Inder Verma, Dinorah Friedmann-Morvinski, Eric Bushong, Mark Ellisman (2014) CIL:47053, Mus musculus castaneus. CIL. Dataset

Glioblastoma multiforme (GBM) is the most common and aggressive malignant primary brain tumor in humans. Here we show that gliomas can originate from differentiated cells in the central nervous system (CNS), including cortical neurons. Transduction by oncogenic lentiviral vectors of neural stem cells (NSCs), astrocytes, or even mature neurons in the brains of mice can give rise to malignant gliomas. All the tumors, irrespective of the site of lentiviral vector injection (the initiating population), shared common features of high expression of stem or progenitor markers and low expression of differentiation markers. Microarray analysis revealed that tumors of astrocytic and neuronal origin match the mesenchymal GBM subtype. We propose that most differentiated cells in the CNS upon defined genetic alterations undergo dedifferentiation to generate a NSC or progenitor state to initiate and maintain the tumor progression, as well as to give rise to the heterogeneous populations observed in malignant gliomas.
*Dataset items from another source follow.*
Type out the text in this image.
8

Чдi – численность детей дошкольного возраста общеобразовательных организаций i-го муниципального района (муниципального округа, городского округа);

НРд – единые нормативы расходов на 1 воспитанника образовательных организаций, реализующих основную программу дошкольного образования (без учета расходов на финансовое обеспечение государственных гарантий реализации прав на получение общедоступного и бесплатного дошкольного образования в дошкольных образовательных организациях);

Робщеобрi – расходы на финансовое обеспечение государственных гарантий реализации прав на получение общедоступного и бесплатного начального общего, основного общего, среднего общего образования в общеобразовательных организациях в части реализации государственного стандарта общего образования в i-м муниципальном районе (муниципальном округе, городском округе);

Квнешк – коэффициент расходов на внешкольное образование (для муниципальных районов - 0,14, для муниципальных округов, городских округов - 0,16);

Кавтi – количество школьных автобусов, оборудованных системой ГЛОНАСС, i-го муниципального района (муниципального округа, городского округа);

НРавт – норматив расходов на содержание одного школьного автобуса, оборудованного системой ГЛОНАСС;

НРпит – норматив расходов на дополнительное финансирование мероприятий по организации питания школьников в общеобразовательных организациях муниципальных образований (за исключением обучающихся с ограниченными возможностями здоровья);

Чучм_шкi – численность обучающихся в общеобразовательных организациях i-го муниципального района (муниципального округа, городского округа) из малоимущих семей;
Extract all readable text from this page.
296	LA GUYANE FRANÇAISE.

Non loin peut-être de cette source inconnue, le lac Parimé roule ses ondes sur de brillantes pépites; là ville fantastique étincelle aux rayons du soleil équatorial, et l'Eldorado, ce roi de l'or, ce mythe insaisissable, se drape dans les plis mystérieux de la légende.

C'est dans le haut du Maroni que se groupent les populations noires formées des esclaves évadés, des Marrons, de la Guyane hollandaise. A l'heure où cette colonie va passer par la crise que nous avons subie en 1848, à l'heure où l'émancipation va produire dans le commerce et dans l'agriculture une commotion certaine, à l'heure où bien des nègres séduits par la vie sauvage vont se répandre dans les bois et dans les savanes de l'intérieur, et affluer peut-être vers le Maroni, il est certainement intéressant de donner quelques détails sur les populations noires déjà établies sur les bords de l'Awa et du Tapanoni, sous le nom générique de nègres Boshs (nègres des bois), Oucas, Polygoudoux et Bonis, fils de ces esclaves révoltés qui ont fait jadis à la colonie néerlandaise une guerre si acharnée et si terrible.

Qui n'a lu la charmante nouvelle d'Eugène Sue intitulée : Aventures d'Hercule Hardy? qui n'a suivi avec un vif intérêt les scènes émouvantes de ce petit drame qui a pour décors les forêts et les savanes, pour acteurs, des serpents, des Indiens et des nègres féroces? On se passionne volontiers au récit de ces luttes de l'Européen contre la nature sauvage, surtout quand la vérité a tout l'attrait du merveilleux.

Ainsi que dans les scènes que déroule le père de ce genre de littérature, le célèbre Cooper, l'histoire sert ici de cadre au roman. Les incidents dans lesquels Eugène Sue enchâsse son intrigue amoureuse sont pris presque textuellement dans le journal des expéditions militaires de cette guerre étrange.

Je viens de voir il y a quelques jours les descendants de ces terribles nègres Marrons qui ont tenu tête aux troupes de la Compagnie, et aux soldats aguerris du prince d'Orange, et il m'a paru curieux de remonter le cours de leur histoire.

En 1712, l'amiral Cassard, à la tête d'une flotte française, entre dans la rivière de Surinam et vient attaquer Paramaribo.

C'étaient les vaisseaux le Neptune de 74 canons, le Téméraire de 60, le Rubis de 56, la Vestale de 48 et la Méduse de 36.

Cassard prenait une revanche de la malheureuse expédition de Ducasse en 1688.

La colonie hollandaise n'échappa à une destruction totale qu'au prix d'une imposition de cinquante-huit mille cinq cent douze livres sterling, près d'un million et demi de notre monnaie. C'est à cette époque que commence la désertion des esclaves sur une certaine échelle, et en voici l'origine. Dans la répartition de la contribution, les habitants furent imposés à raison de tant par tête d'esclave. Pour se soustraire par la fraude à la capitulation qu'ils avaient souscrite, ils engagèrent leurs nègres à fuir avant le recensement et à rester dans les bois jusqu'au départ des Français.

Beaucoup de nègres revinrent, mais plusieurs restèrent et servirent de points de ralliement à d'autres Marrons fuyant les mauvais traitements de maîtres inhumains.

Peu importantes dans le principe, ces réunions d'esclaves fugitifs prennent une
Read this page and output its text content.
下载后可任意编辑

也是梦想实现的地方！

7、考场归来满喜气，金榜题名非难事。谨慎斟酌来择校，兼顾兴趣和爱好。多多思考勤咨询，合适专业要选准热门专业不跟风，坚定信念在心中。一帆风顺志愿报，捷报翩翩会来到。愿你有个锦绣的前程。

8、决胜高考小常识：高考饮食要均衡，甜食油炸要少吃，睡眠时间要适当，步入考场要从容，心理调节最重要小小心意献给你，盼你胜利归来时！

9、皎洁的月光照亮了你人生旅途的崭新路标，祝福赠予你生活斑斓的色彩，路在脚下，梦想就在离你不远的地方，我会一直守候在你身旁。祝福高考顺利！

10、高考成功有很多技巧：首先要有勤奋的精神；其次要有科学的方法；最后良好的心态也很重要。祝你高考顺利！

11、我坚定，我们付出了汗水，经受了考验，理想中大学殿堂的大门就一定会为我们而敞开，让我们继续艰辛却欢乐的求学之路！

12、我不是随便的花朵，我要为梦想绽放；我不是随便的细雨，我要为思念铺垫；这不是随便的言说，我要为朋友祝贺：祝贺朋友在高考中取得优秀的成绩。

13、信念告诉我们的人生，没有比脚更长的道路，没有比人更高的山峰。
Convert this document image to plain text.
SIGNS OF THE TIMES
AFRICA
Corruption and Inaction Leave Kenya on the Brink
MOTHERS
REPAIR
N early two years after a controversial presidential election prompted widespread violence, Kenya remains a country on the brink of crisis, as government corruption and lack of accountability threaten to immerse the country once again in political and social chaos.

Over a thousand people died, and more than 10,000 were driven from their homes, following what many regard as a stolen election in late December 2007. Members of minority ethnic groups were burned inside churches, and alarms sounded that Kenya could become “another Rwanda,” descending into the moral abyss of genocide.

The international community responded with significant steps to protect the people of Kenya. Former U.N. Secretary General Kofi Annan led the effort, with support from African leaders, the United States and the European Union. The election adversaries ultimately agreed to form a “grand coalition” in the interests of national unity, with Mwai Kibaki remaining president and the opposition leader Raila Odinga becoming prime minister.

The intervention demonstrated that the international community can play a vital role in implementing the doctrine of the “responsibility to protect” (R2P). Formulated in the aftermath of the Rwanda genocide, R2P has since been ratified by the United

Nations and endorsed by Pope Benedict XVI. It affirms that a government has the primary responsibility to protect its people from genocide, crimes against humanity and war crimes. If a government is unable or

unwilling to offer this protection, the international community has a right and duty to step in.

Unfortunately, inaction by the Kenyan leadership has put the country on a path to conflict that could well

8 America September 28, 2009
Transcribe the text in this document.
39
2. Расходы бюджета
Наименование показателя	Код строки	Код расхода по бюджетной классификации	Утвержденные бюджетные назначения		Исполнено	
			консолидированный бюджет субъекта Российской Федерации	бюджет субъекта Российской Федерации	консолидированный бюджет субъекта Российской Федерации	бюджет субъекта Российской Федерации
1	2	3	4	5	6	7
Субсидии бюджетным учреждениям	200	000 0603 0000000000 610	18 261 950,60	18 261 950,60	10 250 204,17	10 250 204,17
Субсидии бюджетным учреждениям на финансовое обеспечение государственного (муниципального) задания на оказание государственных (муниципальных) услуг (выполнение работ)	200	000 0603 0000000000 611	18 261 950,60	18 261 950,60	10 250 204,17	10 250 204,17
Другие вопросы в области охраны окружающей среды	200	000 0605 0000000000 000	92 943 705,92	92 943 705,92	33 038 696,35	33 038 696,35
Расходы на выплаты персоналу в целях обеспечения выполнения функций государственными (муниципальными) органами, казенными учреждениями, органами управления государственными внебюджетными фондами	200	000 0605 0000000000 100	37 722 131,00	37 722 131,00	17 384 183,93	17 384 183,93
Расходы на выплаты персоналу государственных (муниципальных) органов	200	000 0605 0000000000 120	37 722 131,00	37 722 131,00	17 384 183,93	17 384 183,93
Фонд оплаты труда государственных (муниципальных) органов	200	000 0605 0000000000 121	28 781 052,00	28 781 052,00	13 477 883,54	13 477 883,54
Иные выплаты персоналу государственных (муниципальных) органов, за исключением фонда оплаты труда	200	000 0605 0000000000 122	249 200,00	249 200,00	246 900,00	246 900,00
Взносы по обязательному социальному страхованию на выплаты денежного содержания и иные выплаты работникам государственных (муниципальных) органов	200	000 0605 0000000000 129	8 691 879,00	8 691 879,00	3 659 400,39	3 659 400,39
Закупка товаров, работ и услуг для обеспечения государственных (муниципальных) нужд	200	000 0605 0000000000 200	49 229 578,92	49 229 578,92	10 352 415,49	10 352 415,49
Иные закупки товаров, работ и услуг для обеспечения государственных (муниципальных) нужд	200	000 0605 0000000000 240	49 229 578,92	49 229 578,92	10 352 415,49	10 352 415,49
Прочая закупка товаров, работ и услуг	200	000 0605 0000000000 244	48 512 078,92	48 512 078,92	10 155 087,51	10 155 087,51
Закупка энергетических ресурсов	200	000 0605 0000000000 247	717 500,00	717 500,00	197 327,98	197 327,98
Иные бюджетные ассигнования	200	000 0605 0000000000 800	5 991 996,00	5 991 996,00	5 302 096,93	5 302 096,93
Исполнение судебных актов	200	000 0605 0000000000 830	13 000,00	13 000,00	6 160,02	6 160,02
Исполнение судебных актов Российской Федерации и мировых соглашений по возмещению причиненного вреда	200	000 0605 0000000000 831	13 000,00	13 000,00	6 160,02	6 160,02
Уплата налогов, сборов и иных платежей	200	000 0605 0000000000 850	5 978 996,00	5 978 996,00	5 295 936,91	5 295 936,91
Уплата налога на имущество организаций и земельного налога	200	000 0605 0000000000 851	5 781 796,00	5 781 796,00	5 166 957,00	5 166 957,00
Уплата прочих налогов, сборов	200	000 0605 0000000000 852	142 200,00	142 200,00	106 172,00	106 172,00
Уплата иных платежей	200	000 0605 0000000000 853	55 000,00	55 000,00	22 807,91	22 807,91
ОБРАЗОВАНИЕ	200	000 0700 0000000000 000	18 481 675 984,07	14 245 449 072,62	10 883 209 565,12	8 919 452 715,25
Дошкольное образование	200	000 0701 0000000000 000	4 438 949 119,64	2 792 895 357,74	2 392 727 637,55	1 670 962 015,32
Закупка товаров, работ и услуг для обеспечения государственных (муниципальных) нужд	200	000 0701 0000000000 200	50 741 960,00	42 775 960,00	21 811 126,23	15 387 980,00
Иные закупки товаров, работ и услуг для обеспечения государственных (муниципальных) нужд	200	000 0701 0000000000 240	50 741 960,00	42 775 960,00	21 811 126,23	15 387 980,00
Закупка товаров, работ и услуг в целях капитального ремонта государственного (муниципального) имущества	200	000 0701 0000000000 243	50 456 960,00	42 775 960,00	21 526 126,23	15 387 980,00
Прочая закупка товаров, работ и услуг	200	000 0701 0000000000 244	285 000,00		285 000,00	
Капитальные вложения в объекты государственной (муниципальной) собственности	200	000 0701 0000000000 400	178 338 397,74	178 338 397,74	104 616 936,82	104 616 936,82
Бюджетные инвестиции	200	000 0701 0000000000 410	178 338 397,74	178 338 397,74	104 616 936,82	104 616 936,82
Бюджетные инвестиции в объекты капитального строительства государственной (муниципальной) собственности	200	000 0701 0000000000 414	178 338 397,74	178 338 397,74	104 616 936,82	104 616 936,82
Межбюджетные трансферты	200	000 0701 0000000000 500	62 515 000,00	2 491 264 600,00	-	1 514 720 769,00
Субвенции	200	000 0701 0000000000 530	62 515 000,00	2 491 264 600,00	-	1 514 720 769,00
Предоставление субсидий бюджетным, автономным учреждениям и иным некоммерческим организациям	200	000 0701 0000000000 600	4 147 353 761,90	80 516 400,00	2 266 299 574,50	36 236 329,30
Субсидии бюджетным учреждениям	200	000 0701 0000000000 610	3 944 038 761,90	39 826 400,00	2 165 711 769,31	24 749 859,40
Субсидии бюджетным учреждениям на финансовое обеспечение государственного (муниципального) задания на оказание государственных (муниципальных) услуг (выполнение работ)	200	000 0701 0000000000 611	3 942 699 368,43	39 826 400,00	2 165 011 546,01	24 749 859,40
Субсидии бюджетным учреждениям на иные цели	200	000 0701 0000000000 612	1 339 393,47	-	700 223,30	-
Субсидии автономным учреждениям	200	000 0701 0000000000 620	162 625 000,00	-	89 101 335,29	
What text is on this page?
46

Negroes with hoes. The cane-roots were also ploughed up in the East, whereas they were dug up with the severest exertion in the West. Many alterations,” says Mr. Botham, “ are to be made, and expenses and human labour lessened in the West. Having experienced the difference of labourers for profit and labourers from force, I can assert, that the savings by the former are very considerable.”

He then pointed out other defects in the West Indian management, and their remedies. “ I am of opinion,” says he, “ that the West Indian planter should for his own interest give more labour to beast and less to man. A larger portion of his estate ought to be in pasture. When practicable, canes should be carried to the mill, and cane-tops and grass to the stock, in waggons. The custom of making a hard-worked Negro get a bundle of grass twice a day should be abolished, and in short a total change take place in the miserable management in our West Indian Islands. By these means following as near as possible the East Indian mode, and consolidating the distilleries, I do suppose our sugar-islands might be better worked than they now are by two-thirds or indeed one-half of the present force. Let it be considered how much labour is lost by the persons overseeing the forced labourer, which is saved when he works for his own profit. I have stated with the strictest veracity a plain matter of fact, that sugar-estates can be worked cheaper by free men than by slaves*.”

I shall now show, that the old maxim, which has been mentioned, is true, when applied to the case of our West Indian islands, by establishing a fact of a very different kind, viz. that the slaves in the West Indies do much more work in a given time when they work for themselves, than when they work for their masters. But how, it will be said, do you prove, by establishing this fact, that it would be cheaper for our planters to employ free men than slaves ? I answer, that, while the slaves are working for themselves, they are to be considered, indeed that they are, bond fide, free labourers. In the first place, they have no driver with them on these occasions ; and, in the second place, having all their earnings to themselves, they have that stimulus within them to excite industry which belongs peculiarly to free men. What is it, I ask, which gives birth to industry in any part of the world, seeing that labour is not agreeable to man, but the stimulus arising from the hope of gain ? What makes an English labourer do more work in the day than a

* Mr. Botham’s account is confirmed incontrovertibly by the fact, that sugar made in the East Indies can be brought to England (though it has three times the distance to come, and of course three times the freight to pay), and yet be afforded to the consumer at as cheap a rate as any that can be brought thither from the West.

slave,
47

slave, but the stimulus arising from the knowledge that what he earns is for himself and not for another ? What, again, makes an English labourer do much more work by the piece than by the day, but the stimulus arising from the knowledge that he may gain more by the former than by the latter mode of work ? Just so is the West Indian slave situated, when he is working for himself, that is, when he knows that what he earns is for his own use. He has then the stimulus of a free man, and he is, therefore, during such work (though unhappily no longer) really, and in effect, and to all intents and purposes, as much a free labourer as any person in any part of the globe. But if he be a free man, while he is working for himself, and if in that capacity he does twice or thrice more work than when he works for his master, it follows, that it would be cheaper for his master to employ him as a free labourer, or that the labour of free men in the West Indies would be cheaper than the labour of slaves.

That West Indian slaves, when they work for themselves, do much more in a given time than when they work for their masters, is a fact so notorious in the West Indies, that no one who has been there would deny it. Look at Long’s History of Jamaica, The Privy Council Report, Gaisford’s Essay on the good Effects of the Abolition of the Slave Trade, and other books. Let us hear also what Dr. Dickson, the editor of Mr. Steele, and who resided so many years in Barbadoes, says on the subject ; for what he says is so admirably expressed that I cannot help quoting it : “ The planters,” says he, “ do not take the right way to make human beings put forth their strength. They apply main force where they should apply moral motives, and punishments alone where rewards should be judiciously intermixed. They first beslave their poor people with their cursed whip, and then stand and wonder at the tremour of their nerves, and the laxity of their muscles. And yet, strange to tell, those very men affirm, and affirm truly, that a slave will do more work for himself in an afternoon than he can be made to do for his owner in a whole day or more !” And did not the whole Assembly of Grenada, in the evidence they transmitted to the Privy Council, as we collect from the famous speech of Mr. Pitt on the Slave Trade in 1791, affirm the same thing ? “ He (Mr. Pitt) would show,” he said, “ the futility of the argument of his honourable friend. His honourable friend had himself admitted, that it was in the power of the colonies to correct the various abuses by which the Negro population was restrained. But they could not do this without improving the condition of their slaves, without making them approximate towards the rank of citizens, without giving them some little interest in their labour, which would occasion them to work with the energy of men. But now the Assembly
胶质母细胞瘤（GBM）是人类最常见的侵袭性恶性原发性脑肿瘤。本研究揭示了胶质瘤可能起源于中枢神经系统（CNS）中的分化细胞，包括皮层神经元。通过致癌性慢病毒载体对小鼠脑中的神经干细胞（NSCs）、星形胶质细胞，甚至成熟神经元的转导，可以引发恶性胶质瘤。所有肿瘤，无论慢病毒载体注射的部位（起始细胞群），均具有共同特征：干细胞或祖细胞标记物的高表达和分化标记物的低表达。微阵列分析显示，起源于星形胶质细胞和神经元的肿瘤与间质性GBM亚型相匹配。我们提出，在CNS中，大多数分化细胞在特定的基因变异作用下发生去分化，以生成神经干细胞或祖细胞状态，从而启动并维持肿瘤进展，并产生恶性胶质瘤中观察到的异质细胞群。